Anyone have any info?


----------



## OEMplusCC (Jan 27, 2013)

Whats millage on your car? I bet you this error is related to carbon build up.


----------



## kcamse (Mar 12, 2013)

Car has 85000.


----------



## OEMplusCC (Jan 27, 2013)

kcamse said:


> Car has 85000.



Yep carbon build up... Reason why I am assuming this is because the code states that car stalled while idling. I would suggest carbon cleaning in some experienced euro shop.

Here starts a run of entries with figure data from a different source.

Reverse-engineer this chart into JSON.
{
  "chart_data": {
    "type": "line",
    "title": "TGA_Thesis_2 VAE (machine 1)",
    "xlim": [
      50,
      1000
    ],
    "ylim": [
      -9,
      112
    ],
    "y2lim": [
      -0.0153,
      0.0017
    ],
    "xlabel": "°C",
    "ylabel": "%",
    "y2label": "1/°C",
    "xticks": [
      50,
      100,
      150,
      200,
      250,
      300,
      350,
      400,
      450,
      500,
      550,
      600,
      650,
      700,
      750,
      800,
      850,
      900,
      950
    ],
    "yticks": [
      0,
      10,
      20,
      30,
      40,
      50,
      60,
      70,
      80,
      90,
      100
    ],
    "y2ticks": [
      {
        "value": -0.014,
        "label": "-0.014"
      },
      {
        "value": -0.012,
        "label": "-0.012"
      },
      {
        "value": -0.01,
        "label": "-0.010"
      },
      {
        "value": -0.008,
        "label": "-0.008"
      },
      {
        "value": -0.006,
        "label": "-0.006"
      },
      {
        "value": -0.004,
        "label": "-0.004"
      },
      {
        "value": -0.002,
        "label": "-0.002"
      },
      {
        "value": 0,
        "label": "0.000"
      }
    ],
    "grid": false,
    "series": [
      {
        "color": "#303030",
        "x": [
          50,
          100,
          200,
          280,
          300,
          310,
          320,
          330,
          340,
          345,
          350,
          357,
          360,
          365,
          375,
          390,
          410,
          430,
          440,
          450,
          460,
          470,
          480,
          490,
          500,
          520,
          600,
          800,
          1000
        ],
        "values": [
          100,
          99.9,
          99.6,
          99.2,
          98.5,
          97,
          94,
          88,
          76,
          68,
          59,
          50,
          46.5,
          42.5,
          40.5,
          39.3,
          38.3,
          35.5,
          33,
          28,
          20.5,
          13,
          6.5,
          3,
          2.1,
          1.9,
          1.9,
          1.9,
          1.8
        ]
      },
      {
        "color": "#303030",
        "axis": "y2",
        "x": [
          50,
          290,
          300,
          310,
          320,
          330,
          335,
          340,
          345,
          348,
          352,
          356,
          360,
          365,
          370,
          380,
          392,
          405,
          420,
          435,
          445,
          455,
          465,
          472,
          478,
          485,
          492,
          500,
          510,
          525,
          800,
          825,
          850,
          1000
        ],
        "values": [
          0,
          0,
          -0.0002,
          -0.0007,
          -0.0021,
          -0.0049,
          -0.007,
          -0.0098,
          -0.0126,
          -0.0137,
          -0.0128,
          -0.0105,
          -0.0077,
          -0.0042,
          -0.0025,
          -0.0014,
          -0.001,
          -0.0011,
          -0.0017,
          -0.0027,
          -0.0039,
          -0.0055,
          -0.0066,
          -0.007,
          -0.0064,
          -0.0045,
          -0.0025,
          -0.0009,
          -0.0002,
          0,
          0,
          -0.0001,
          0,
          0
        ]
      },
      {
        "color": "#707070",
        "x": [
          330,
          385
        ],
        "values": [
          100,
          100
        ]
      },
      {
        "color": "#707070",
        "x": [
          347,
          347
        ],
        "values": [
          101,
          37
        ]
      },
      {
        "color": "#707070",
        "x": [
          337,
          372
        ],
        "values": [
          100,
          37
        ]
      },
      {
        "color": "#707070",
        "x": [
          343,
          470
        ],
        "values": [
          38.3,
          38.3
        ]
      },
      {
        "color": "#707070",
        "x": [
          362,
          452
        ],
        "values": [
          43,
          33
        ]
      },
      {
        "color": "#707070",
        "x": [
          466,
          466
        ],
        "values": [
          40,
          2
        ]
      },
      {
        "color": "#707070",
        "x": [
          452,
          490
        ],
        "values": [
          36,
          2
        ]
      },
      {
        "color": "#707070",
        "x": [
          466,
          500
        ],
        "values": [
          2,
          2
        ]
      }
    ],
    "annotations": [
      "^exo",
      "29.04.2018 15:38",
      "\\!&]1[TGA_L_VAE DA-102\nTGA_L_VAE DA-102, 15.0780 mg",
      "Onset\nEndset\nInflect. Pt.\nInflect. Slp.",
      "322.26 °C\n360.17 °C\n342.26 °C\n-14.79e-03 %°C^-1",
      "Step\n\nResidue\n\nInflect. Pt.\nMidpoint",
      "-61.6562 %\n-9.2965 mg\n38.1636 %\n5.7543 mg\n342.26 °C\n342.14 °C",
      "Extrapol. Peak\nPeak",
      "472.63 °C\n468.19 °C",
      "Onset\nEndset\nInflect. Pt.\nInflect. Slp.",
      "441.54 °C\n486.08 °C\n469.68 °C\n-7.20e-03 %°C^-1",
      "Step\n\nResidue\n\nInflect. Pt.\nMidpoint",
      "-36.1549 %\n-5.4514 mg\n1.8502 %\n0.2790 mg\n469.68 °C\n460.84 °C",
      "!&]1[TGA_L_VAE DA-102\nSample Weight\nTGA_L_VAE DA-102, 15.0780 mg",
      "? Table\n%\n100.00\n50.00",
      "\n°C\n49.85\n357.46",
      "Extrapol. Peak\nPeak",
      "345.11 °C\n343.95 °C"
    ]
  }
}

Again I am not an expert but this is strong possibility


----------



## snobrdrdan (Sep 10, 2008)

OEMplusCC said:


> Yep carbon build up
> 
> Again I am not an expert but this is strong possibility


x2 on this


----------



## kcamse (Mar 12, 2013)

Where would Carbon build up be ? It only idles rough when engine is cold


----------



## snobrdrdan (Sep 10, 2008)

kcamse said:


> Where would Carbon build up be ? It only idles rough when engine is cold


Read this post:
http://forums.vwvortex.com/showthre...g-shocking&p=85946438&viewfull=1#post85946438

Carbon buildup/gunk on the intake valves. You have to pull off the intake manifold:
http://forums.vwvortex.com/showthread.php?5355100-TSI-Intake-Manifold-Removal-DIY-Valve-Cleaning


----------